JK Rowling experienced depression in 1994, during a time she was struggling to make ends meet for herself and her infant daughter. Her experience with depression made a lasting impact on her and inspired the Dementors that first appear in Prisoner of Azkaban. On depression, Rowling said, "It is that absence of being able to envisage that you will ever be cheerful again. The absence of hope. That very deadened feeling, which is so very different from feeling sad."“I have never been remotely ashamed of having been depressed. Never,” she said in an interview with Adeel Amini, 22, for a student magazine at Edinburgh University. “What’s to be ashamed of? I went through a really rough time and I am quite proud that I got out of that.”
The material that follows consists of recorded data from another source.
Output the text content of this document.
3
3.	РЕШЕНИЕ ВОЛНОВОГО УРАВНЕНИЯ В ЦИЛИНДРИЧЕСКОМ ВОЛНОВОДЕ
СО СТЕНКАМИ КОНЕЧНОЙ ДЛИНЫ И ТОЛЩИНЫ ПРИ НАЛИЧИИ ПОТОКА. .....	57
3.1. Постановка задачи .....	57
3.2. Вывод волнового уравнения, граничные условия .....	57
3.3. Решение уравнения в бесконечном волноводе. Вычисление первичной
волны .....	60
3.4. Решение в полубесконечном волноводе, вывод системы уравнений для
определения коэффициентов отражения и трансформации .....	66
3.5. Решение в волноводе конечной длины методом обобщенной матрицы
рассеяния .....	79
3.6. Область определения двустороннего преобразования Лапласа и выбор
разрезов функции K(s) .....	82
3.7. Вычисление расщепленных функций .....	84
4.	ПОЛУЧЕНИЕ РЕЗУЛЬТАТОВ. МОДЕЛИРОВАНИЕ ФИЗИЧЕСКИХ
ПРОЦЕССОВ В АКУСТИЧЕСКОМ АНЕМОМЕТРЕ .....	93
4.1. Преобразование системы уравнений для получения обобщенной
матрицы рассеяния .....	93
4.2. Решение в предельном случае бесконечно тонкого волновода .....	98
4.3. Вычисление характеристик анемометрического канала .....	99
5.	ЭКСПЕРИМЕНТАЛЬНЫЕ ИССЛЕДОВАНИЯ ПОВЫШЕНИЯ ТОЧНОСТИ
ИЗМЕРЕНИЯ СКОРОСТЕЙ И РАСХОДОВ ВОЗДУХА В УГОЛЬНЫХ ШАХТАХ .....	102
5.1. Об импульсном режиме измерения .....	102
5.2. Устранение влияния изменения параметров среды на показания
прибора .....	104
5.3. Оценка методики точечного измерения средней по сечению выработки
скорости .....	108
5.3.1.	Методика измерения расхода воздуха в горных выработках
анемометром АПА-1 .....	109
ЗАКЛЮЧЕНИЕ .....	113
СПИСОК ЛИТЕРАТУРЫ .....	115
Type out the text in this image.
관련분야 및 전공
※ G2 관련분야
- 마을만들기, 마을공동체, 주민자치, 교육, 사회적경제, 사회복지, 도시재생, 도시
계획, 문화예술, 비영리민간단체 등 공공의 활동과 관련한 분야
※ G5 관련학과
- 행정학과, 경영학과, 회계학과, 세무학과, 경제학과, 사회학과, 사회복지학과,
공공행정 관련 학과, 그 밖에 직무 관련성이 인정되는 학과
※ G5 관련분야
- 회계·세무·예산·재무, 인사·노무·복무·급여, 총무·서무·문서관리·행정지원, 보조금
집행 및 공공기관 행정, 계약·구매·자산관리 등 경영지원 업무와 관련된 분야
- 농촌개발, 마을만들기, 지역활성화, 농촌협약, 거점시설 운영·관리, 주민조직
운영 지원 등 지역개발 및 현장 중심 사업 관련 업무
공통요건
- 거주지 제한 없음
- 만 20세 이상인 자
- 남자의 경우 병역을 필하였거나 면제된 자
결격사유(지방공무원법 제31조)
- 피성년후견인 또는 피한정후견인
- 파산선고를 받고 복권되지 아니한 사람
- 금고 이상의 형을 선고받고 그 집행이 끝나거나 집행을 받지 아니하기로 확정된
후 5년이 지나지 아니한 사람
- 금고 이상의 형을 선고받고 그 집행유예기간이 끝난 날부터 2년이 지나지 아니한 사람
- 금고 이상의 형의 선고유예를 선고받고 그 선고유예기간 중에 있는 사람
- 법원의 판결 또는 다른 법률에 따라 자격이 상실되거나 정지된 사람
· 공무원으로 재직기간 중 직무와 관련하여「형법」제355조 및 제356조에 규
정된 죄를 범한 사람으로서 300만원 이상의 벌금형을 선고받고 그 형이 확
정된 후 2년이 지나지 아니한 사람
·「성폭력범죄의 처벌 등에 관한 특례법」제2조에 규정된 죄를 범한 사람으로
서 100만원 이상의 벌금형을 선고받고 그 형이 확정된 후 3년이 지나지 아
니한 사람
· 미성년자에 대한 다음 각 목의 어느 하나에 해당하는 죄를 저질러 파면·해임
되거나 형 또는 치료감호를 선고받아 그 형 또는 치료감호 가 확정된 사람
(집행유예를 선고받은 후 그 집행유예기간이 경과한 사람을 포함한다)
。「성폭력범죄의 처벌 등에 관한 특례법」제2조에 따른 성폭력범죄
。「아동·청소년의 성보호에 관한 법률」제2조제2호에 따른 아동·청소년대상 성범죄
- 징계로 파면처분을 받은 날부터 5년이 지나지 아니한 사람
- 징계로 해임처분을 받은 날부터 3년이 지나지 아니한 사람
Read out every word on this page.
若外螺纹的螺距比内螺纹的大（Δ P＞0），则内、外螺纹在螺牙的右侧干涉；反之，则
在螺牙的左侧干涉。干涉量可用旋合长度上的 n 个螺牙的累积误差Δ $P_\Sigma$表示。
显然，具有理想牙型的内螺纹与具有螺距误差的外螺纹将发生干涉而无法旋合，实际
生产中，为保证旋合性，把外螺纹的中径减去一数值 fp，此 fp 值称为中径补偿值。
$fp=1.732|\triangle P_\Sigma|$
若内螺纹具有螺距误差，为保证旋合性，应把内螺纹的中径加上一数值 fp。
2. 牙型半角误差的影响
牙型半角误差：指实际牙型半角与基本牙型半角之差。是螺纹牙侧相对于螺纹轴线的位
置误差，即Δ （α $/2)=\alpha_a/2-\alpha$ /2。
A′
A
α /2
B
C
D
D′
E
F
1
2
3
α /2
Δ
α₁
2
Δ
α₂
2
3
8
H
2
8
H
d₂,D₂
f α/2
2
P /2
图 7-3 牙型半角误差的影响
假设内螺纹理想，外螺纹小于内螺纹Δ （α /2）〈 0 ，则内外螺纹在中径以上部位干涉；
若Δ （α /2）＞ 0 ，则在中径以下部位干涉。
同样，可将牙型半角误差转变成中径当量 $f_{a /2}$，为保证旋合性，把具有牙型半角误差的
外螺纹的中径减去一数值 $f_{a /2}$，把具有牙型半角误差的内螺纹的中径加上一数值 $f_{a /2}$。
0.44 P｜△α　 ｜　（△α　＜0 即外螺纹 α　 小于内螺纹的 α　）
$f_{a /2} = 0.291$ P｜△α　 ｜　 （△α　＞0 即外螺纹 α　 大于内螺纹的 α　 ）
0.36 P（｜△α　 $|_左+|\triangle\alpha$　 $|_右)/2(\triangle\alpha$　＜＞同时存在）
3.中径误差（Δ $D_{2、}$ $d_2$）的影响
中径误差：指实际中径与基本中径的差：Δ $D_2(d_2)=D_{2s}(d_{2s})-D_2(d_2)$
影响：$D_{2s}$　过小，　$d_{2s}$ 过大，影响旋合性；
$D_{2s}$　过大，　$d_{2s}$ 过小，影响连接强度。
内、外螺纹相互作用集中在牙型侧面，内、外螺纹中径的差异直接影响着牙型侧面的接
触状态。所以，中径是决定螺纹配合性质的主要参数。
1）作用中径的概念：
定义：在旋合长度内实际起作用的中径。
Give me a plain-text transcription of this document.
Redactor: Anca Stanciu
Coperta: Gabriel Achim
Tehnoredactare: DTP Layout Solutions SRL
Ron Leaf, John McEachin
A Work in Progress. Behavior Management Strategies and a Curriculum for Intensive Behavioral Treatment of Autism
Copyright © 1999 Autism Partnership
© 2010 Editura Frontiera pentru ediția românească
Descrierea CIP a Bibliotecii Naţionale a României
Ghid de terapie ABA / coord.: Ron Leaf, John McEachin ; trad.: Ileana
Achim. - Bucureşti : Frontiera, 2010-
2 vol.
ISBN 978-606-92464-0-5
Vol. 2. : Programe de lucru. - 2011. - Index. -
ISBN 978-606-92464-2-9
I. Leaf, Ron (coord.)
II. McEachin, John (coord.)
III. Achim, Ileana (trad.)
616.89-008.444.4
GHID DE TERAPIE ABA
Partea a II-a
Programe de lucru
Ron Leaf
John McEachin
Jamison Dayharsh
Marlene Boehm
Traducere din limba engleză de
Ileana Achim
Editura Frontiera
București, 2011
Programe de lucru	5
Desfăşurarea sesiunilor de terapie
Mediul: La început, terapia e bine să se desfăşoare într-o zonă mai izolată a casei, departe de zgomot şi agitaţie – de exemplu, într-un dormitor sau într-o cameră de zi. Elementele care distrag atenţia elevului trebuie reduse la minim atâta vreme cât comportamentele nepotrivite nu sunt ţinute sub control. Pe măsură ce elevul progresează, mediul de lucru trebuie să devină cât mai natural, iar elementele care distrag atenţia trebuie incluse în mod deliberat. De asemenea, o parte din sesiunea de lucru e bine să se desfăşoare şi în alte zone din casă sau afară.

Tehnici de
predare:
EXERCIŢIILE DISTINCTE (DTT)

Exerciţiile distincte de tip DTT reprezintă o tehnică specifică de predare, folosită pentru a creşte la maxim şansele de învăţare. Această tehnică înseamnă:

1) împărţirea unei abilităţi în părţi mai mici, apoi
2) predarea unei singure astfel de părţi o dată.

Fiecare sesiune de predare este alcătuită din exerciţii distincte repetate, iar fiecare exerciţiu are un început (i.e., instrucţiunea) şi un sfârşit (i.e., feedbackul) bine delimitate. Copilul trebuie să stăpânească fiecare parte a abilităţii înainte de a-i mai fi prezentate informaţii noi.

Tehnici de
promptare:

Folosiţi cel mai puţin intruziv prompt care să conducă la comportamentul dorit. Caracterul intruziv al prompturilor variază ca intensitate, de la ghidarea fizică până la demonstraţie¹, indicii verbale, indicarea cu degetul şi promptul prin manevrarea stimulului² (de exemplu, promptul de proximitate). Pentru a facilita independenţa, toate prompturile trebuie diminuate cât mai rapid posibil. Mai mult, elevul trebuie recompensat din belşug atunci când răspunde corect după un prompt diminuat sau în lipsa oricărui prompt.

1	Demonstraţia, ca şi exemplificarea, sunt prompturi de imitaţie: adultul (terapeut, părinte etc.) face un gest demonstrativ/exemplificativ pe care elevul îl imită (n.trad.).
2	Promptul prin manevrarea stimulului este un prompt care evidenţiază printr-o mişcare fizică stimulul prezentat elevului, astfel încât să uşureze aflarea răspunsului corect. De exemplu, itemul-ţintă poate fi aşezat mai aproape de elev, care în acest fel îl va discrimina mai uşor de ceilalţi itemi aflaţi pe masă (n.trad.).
Rowling says that she probably experienced depression as a college student but didn't know how to recognize it's symptoms. Talking with Adeel Amini about the rise in the numbers of university students with depression, Rowling said:
"I definitely had leanings towards depression from an early age but it's an extremely hard condition to recognize in yourself. What's sad in a way is that the thing that made me go for help, the thing that made me face that this was not a normal state that I was in, was probably my daughter, and a lot of people your age, very young adults would not have that. She was like a touchstone in a sense, she was something that earthed me, grounded me, and I thought 'This isn't right, this can't be right, she can not grow up with me in this state."
Like many depression survivors, getting help was not as easy as walking into her doctor's office. Rowling said her usual GP was away, and the replacement doctor sent her away. “She said, ‘If you ever feel a bit low, come and speak to the practice nurse’ and dismissed me.”
Rowling notes, “We’re talking suicidal thoughts here, we’re not talking ‘I’m a little bit miserable’.Two weeks later she had a phone call from her regular GP who had looked back over the notes. She called Rowling back in for counseling. “She absolutely saved me because I don’t think I would have had the guts to go and do it twice.”
What would Rowling's life have been like if she didn't seek help for her depression? Would she have had the energy and concentration necessary to write the Harry Potter books? We can not know because we can't rewrite someone's biography. But we can certainly say that she was brave and courageous to seek help, and those same qualities are reflected in the Harry Potter characters she gave to the world, the same characters so many have come to love.